Which Industries Are Most Exposed to AI?
To understand how exposure shifted with new waves of innovation, the researchers compared patent data from before and after a major turning point. “We split the patent dataset into two parts, pre- and post-ChatGPT release, to see how job exposure scores changed in relation to fresh innovations,” Choi said. Released in late 2022, ChatGPT triggered a surge in generative AI development, investment, and patent filings.
Jobs in wholesale trade, transportation and warehousing, information, and manufacturing topped the list in both periods. Retail also showed high exposure early on, while healthcare and social assistance rose sharply after ChatGPT, likely due to new AI tools aimed at diagnostics, medical records, and clinical decision-making.

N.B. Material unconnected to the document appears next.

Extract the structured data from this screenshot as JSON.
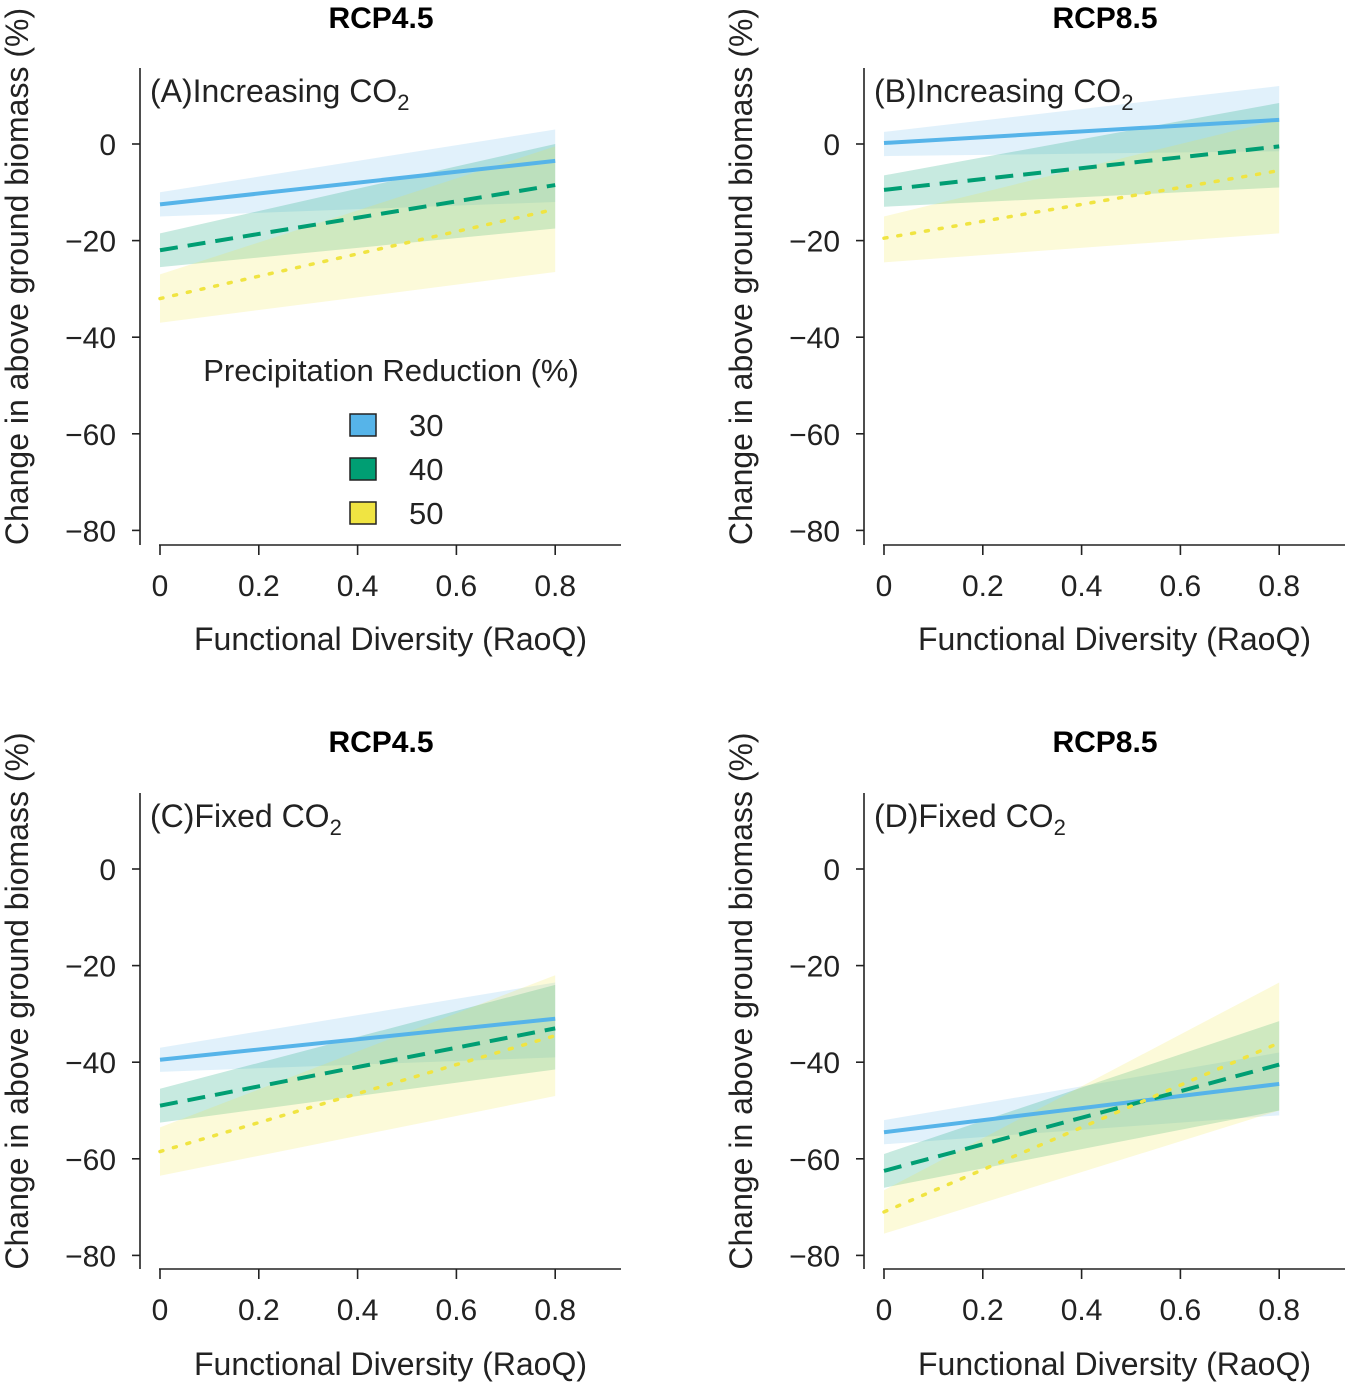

In contrast, education and real estate consistently showed low exposure, suggesting they are, at least for now, less likely to be reshaped by current AI technologies.
AI’s Reach Depends on the Role
AI exposure doesn’t just vary by industry, it also depends on the specific type of work. Jobs like software engineer and data scientist scored highest, since they involve building or deploying AI systems. Roles in manufacturing and repair, such as maintenance technician, also showed elevated exposure due to increased use of AI in automation and diagnostics.

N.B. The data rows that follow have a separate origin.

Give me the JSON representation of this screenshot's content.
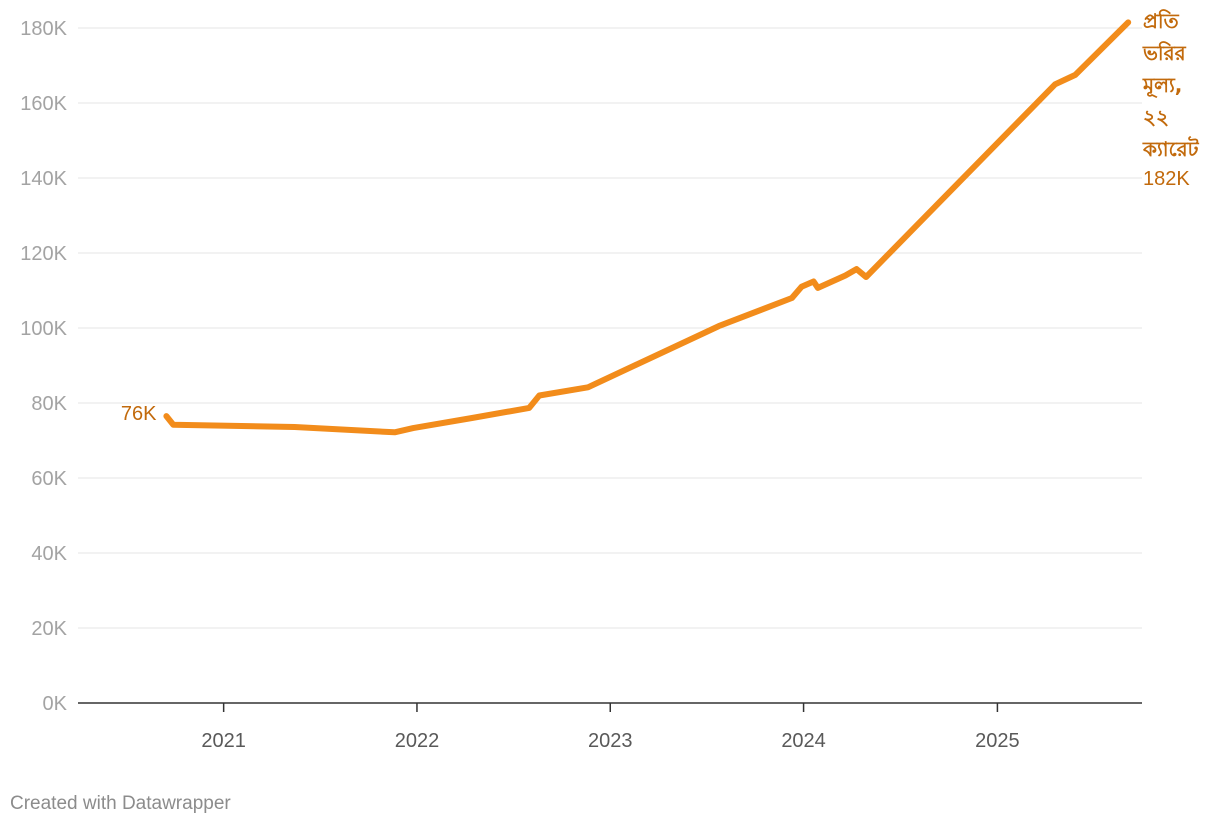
{
  "chart_data": {
    "type": "line",
    "title": "",
    "xlabel": "",
    "ylabel": "",
    "ylim": [
      0,
      180000
    ],
    "xlim": [
      "2020-04-01",
      "2025-10-01"
    ],
    "y_ticks": [
      {
        "value": 0,
        "label": "0K"
      },
      {
        "value": 20000,
        "label": "20K"
      },
      {
        "value": 40000,
        "label": "40K"
      },
      {
        "value": 60000,
        "label": "60K"
      },
      {
        "value": 80000,
        "label": "80K"
      },
      {
        "value": 100000,
        "label": "100K"
      },
      {
        "value": 120000,
        "label": "120K"
      },
      {
        "value": 140000,
        "label": "140K"
      },
      {
        "value": 160000,
        "label": "160K"
      },
      {
        "value": 180000,
        "label": "180K"
      }
    ],
    "x_ticks": [
      {
        "date": "2021-01-01",
        "label": "2021"
      },
      {
        "date": "2022-01-01",
        "label": "2022"
      },
      {
        "date": "2023-01-01",
        "label": "2023"
      },
      {
        "date": "2024-01-01",
        "label": "2024"
      },
      {
        "date": "2025-01-01",
        "label": "2025"
      }
    ],
    "grid": true,
    "series": [
      {
        "name": "প্রতি ভরির মূল্য, ২২ ক্যারেট",
        "name_lines": [
          "প্রতি",
          "ভরির",
          "মূল্য,",
          "২২",
          "ক্যারেট"
        ],
        "color": "#f28c1b",
        "label_color": "#c26a0c",
        "start_label": "76K",
        "end_label": "182K",
        "points": [
          {
            "date": "2020-09-15",
            "value": 76500
          },
          {
            "date": "2020-09-28",
            "value": 74200
          },
          {
            "date": "2021-05-15",
            "value": 73600
          },
          {
            "date": "2021-11-20",
            "value": 72200
          },
          {
            "date": "2021-12-25",
            "value": 73300
          },
          {
            "date": "2022-04-15",
            "value": 76000
          },
          {
            "date": "2022-08-01",
            "value": 78700
          },
          {
            "date": "2022-08-20",
            "value": 82000
          },
          {
            "date": "2022-11-20",
            "value": 84200
          },
          {
            "date": "2023-07-25",
            "value": 100500
          },
          {
            "date": "2023-12-10",
            "value": 108000
          },
          {
            "date": "2023-12-28",
            "value": 111000
          },
          {
            "date": "2024-01-20",
            "value": 112400
          },
          {
            "date": "2024-01-28",
            "value": 110700
          },
          {
            "date": "2024-03-20",
            "value": 114000
          },
          {
            "date": "2024-04-10",
            "value": 115700
          },
          {
            "date": "2024-04-28",
            "value": 113600
          },
          {
            "date": "2025-04-20",
            "value": 165000
          },
          {
            "date": "2025-05-28",
            "value": 167500
          },
          {
            "date": "2025-09-05",
            "value": 181500
          }
        ]
      }
    ]
  },
  "footer": {
    "credit": "Created with Datawrapper"
  }
}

At the other end of the spectrum, jobs like tax accountant, HR coordinator, and paralegal showed low exposure. They center on work that’s harder for AI to automate: nuanced reasoning, domain expertise, or dealing with people.
AI Exposure and Salary Don’t Always Move Together
The study also examined how AI exposure relates to pay. In general, jobs with higher exposure to current AI technologies were associated with higher salaries, likely reflecting the demand for new AI skills. That trend was strongest in the information sector, where software and data-related roles were both highly exposed and well compensated.

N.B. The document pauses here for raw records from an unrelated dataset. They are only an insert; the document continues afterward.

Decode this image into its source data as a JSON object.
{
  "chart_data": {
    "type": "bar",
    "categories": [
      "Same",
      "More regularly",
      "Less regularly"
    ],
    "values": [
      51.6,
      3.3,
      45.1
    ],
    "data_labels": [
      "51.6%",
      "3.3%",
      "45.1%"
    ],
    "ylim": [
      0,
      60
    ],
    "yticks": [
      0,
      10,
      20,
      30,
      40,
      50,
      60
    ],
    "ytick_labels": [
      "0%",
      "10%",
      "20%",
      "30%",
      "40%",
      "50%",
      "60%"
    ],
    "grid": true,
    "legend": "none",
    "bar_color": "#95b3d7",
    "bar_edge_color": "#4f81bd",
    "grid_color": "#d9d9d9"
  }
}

But in sectors like wholesale trade and transportation and warehousing, the opposite was true. Jobs with higher exposure in these industries tended to offer lower salaries, especially at the highest exposure levels. The researchers suggest this may signal the early effects of automation, where AI is starting to replace workers instead of augmenting them.
“In some industries, there may be synergy between workers and AI,” said Choi. “In others, it may point to competition or replacement.”
From Class Project to Ongoing Research
The contrast between industries where AI complements workers and those where it may replace them is something the team plans to investigate further. They hope to build on their framework by distinguishing between different types of impact — automation versus augmentation — and by tracking the emergence of new job categories driven by AI. “This kind of framework is exciting,” said Choi, “because it lets us capture those signals in real time.”
Luceri emphasized the value of hands-on research in the classroom: “It’s important to give students the chance to work on relevant and impactful problems where they can apply the theoretical tools they’ve learned to real-world data and questions,” he said. The paper, Mapping Labor Market Vulnerability in the Age of AI: Evidence from Job Postings and Patent Data, was co-authored by students Qingyu Cao, Qi Guan, Shengzhu Peng, and Po-Yuan Chen, and was presented at the 2025 International AAAI Conference on Web and Social Media (ICWSM), held June 23-26 in Copenhagen, Denmark.